Wang Wanru's head rang like someone had struck her with a hammer.
Her eyes snapped up, fastened onto Zhang Tianyou's face with a shock so profound it stole her breath.
Funeral expenses?
Xin'er? Who is Xin'er?!
The name stabbed into her chest like a poisoned needle.
And—why? Why could she hear what he was thinking?
What the hell was happening?!
Across the table, Zhang Tianyou, having vented the first wave of emotion, was sinking deeper into the thoughts that mattered most.
The ones that burned.
[And Zhou Minghao. My dear brother. My best 'friend'.]
[Last time, you wore your mask so perfectly. Everyone trusted you. Even this brilliant woman, this Wang Wanru who thinks she's so clever—you fooled her completely.]
[All sweet words and wounded longing, playing the tragic first love. All while quietly, meticulously laying your trap for the Wang family.]
[Next month, the Wang Group's 'Star' real estate project will hit a cash-flow crisis. They'll apply for emergency bridge loans from the bank. And you—Zhou Minghao—you'll already own the credit manager. You'll rig the loan documents and drag the Wangs into an abyss they'll never climb out of.]

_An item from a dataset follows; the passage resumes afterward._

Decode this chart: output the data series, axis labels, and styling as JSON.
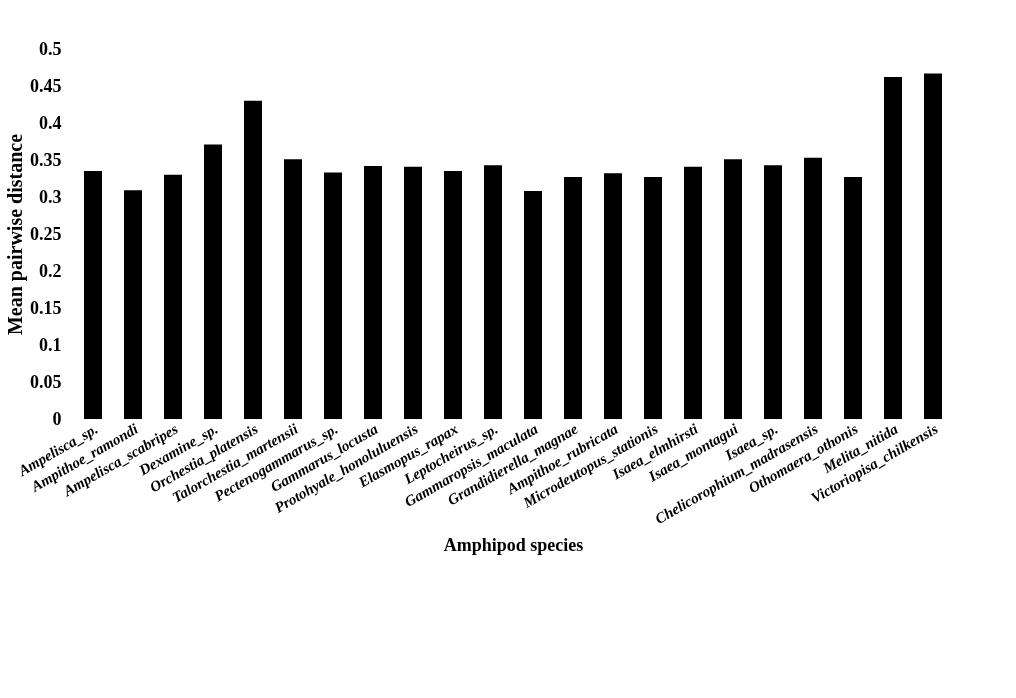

[And me? That i***t. I saw your scheme coming. I ran to tell Wang Wanru.]
[What did I get?]
[She didn't believe me. She believed YOU. She thought I was jealous, trying to sabotage your 'true love.' She told me—to my face—that I wasn't worthy of tying your shoes.]
[Then you sent your men. They broke my legs. I died like a stray dog in the gutter, watching your Wang family burn.]

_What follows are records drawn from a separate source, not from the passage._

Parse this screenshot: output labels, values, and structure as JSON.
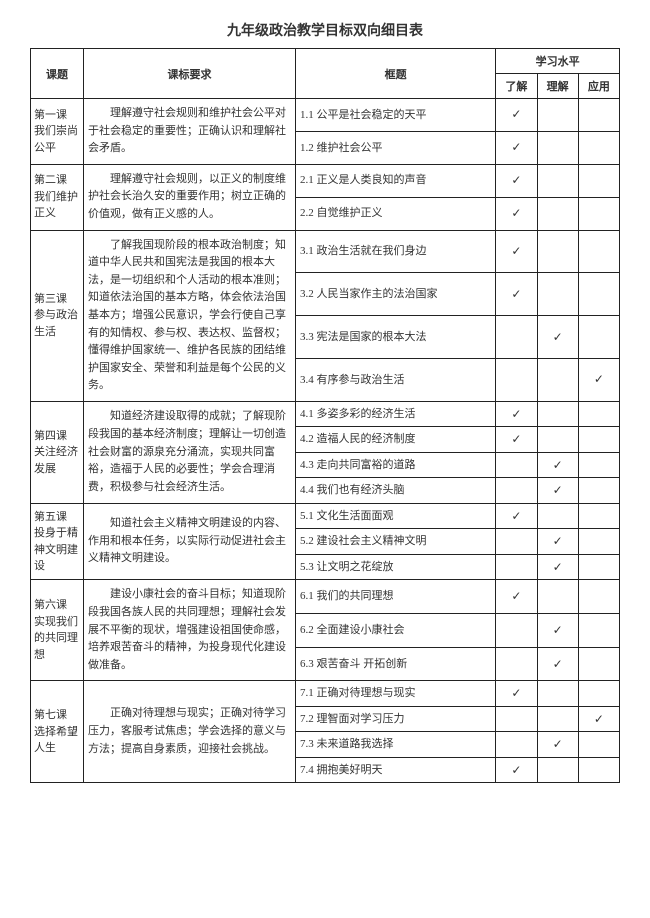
{
  "title": "九年级政治教学目标双向细目表",
  "headers": {
    "lesson": "课题",
    "requirement": "课标要求",
    "framework": "框题",
    "level_group": "学习水平",
    "l1": "了解",
    "l2": "理解",
    "l3": "应用"
  },
  "check": "✓",
  "lessons": [
    {
      "name": "第一课 我们崇尚公平",
      "req": "理解遵守社会规则和维护社会公平对于社会稳定的重要性；正确认识和理解社会矛盾。",
      "rows": [
        {
          "frame": "1.1 公平是社会稳定的天平",
          "lv": [
            true,
            false,
            false
          ]
        },
        {
          "frame": "1.2 维护社会公平",
          "lv": [
            true,
            false,
            false
          ]
        }
      ]
    },
    {
      "name": "第二课 我们维护正义",
      "req": "理解遵守社会规则，以正义的制度维护社会长治久安的重要作用；树立正确的价值观，做有正义感的人。",
      "rows": [
        {
          "frame": "2.1 正义是人类良知的声音",
          "lv": [
            true,
            false,
            false
          ]
        },
        {
          "frame": "2.2 自觉维护正义",
          "lv": [
            true,
            false,
            false
          ]
        }
      ]
    },
    {
      "name": "第三课 参与政治生活",
      "req": "了解我国现阶段的根本政治制度；知道中华人民共和国宪法是我国的根本大法，是一切组织和个人活动的根本准则；知道依法治国的基本方略，体会依法治国基本方；增强公民意识，学会行使自己享有的知情权、参与权、表达权、监督权；懂得维护国家统一、维护各民族的团结维护国家安全、荣誉和利益是每个公民的义务。",
      "rows": [
        {
          "frame": "3.1 政治生活就在我们身边",
          "lv": [
            true,
            false,
            false
          ]
        },
        {
          "frame": "3.2 人民当家作主的法治国家",
          "lv": [
            true,
            false,
            false
          ]
        },
        {
          "frame": "3.3 宪法是国家的根本大法",
          "lv": [
            false,
            true,
            false
          ]
        },
        {
          "frame": "3.4 有序参与政治生活",
          "lv": [
            false,
            false,
            true
          ]
        }
      ]
    },
    {
      "name": "第四课 关注经济发展",
      "req": "知道经济建设取得的成就；了解现阶段我国的基本经济制度；理解让一切创造社会财富的源泉充分涌流，实现共同富裕，造福于人民的必要性；学会合理消费，积极参与社会经济生活。",
      "rows": [
        {
          "frame": "4.1 多姿多彩的经济生活",
          "lv": [
            true,
            false,
            false
          ]
        },
        {
          "frame": "4.2 造福人民的经济制度",
          "lv": [
            true,
            false,
            false
          ]
        },
        {
          "frame": "4.3 走向共同富裕的道路",
          "lv": [
            false,
            true,
            false
          ]
        },
        {
          "frame": "4.4 我们也有经济头脑",
          "lv": [
            false,
            true,
            false
          ]
        }
      ]
    },
    {
      "name": "第五课 投身于精神文明建设",
      "req": "知道社会主义精神文明建设的内容、作用和根本任务，以实际行动促进社会主义精神文明建设。",
      "rows": [
        {
          "frame": "5.1 文化生活面面观",
          "lv": [
            true,
            false,
            false
          ]
        },
        {
          "frame": "5.2 建设社会主义精神文明",
          "lv": [
            false,
            true,
            false
          ]
        },
        {
          "frame": "5.3 让文明之花绽放",
          "lv": [
            false,
            true,
            false
          ]
        }
      ]
    },
    {
      "name": "第六课 实现我们的共同理想",
      "req": "建设小康社会的奋斗目标；知道现阶段我国各族人民的共同理想；理解社会发展不平衡的现状，增强建设祖国使命感，培养艰苦奋斗的精神，为投身现代化建设做准备。",
      "rows": [
        {
          "frame": "6.1 我们的共同理想",
          "lv": [
            true,
            false,
            false
          ]
        },
        {
          "frame": "6.2 全面建设小康社会",
          "lv": [
            false,
            true,
            false
          ]
        },
        {
          "frame": "6.3 艰苦奋斗 开拓创新",
          "lv": [
            false,
            true,
            false
          ]
        }
      ]
    },
    {
      "name": "第七课 选择希望人生",
      "req": "正确对待理想与现实；正确对待学习压力，客服考试焦虑；学会选择的意义与方法；提高自身素质，迎接社会挑战。",
      "rows": [
        {
          "frame": "7.1 正确对待理想与现实",
          "lv": [
            true,
            false,
            false
          ]
        },
        {
          "frame": "7.2 理智面对学习压力",
          "lv": [
            false,
            false,
            true
          ]
        },
        {
          "frame": "7.3 未来道路我选择",
          "lv": [
            false,
            true,
            false
          ]
        },
        {
          "frame": "7.4 拥抱美好明天",
          "lv": [
            true,
            false,
            false
          ]
        }
      ]
    }
  ]
}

His silent thoughts dripped with poison. Each word colder than the last.
These memories, soaked in blood and tears. These prophecies of horrors yet to come. They slammed into Wang Wanru's mind like tidal waves, one after another, relentless.
Her face cycled through disbelief, shock, ashen confusion—and settled into something near dead-white.
"Star" project...
Bank loans...
Zhou Minghao...
Every single term corresponded to the Wang Group's recent confidential movements.
Especially the "Star" project. This was the crown jewel of the group's next five years. Her father Wang Jianguo's all-in gamble, his proudest achievement. Only the top echelon of leadership even knew the project existed.
How did Zhang Tianyou—the live-in son-in-law, excluded from every real decision, locked out of every inner circle—how did he know?
And he claimed Zhou Minghao would use this project to destroy them?
Impossible.
Zhou Minghao was her childhood friend. Her most trusted confidant. How could he—
But that voice.
The grief-ravaged accusation, the hatred so pure it burned—that voice was real.
Real enough to chill her blood and turn her fingers to ice.
She stared at Zhang Tianyou. This man she'd always dismissed as weak, useless, parasitic.
His face was still impassive. But now, to Wang Wanru, he seemed wrapped in layers of impenetrable black fog. Strange. Dangerous.